Em todo o país, as eleições registraram aumento no número de candidaturas autodeclaradas de indígenas em relação ao pleito de 2018. De acordo com o TSE (Tribunal Superior Eleitoral), elas passaram de 133 para 186, crescimento de 40%. Em 2014, eram 85. As mulheres indígenas, que compõem a maioria entre os eleitos, tiveram crescimento ainda maior no número de candidaturas: de 49 em 2018 para 82 neste ano.
No campo progressista, os movimentos indígenas elegeram Sonia Guajajara (PSOL-SP), coordenadora da Apib, e Célia Xakriabá (PSOL-MG). Ambas venceram com agenda antibolsonarista, que inclui o combate ao garimpo ilegal, a preservação da cultura dos indígenas e do ambiente e a contenção de projetos como a regulamentação da exploração do solo em terras indígenas e a tese do marco temporal, que considera territórios indígenas apenas os ocupados na promulgação da Constituição, em 5 de outubro de 1988.

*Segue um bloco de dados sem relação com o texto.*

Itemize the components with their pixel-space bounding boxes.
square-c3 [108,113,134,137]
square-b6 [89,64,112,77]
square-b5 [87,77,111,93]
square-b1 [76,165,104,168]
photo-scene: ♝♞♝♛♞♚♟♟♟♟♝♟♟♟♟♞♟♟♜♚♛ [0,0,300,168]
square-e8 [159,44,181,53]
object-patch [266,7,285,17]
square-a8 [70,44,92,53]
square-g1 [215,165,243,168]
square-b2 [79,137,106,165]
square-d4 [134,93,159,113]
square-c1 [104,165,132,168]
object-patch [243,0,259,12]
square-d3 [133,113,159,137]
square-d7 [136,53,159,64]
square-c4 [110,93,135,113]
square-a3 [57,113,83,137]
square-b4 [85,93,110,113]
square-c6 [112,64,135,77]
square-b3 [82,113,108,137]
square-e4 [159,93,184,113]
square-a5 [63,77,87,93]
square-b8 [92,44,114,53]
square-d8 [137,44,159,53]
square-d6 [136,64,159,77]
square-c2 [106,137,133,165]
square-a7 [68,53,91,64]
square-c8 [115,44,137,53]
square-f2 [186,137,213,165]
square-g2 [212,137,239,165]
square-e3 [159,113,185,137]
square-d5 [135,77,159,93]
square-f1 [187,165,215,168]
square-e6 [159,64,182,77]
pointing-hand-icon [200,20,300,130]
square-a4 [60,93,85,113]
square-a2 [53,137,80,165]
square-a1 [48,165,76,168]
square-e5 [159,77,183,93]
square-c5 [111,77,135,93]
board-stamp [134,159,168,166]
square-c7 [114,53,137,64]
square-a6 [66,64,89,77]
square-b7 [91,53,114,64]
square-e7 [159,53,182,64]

O PT terá em 2023 mais três parlamentares que se afirmam indígenas: Wellington Dias (PI), no Senado, e Paulo Guedes (MG) e Juliana Cardoso (SP) na Câmara. Ao mesmo tempo, o bolsonarismo elegeu dois nomes autodeclarados indígenas para o Congresso: Silvia Waiãpi (PL), para a Câmara pelo Amapá, e o atual vice-presidente, Hamilton Mourão (Republicanos), que será senador pelo Rio Grande do Sul.

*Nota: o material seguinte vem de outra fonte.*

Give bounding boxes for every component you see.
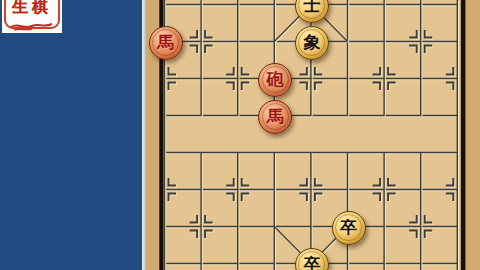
- xiangqi-board[interactable]: 馬砲馬士象卒卒: [142, 0, 480, 270]
- board-edge-bevel: [142, 0, 146, 270]
- piece-character: 馬: [267, 108, 284, 125]
- piece-character: 卒: [303, 256, 320, 270]
- piece-character: 砲: [267, 71, 284, 88]
- side-panel: 生棋: [0, 0, 142, 270]
- logo-text: 生棋: [2, 0, 62, 18]
- piece-character: 象: [303, 34, 320, 51]
- red-horse[interactable]: 馬: [258, 100, 292, 134]
- piece-character: 士: [303, 0, 320, 14]
- black-elephant[interactable]: 象: [295, 26, 329, 60]
- piece-character: 馬: [157, 34, 174, 51]
- red-cannon[interactable]: 砲: [258, 63, 292, 97]
- red-horse[interactable]: 馬: [149, 26, 183, 60]
- app-window: 生棋 馬砲馬士象卒卒: [0, 0, 480, 270]
- logo-stamp: 生棋: [2, 0, 62, 33]
- seal-flourish-icon: [8, 20, 56, 32]
- black-soldier[interactable]: 卒: [332, 211, 366, 245]
- piece-character: 卒: [340, 219, 357, 236]
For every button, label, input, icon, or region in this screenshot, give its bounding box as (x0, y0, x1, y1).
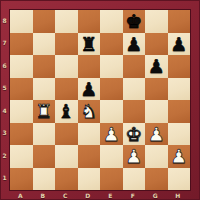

Em 2018, movimentos indígenas já haviam questionado a autodeclaração de cor de Mourão. Em 2022, ele inicialmente se identificou como branco, depois atribuiu o dado a um erro de preenchimento no site do TSE e alterou a declaração para indígena, o que gerou críticas, como as de Xakriabá, para quem a inclusão de Mourão entre o grupo é um erro, já que, segundo ela, o vice não atua em prol dessa parcela.
"É uma questão antropológica. Quando o indígena se reconhece e é reconhecido pelo coletivo, a primeira coisa que faz é assumir a luta indígena. E não basta apenas estar comprometido, tem que entender a emergência dessa luta pela defesa do território e da vida indígena", afirmou a parlamentar eleita.
Já Waiãpi, que se tornou uma notória apoiadora de Bolsonaro durante a campanha de 2018, é próxima da senadora eleita Damares Alves (Republicanos) e chegou a chefiar a Sesai (Secretaria de Saúde Indígena).
Neste ano, no entanto, ela chegou a entrar com uma ação no TSE contra o próprio partido, acusando o PL de discriminação por ela ser "negra, indígena e bolsonarista".
A nova bancada indígena não deve ter convivência harmoniosa, uma vez que Guajajara já chegou a liderar um ato contra a atuação de Waiãpi na Sesai. "Quem representa Bolsonaro não representa a luta dos povos indígenas, então eu e Célia estaremos em lados opostos, mas está valendo", disse Guajajara à Folha.
Procurada, Waiãpi não respondeu até a publicação desta reportagem.
Em 2018, considerando todos os cargos em disputa, só duas pessoas autodeclaradas indígenas foram eleitas: Wapichana e Mourão. Em 2022, o número foi a nove: os sete eleitos para o Congresso e mais dois deputados estaduais. Jerônimo Rodrigues (PT) também segue na disputa ao Governo da Bahia.
Apesar da autodeclaração, algumas dessas candidaturas pouco ou nada trataram da questão indígena durante a campanha. Neste ano, após anos de resistência em entrar na política institucional, organizações indígenas impulsionaram candidaturas para tentar aumentar a representatividade no Congresso.
Em abril, o Acampamento Terra Livre, tradicional encontro indígena em Brasília, teve pela primeira vez um debate sobre candidaturas. O evento foi considerado um marco. O entendimento dos indígenas era que, sob Bolsonaro, fez-se necessário ampliar a resistência para além da atuação enquanto movimento social.
Nunca o Legislativo teve mais de uma cadeira ocupada por um indígena ao mesmo tempo. O primeiro a cumprir um mandato foi Mário Juruna, eleito em 1982. Outros candidatos ligados à pauta ambientalista foram eleitos neste ano, como a ex-ministra do Meio Ambiente Marina Silva (Rede-SP).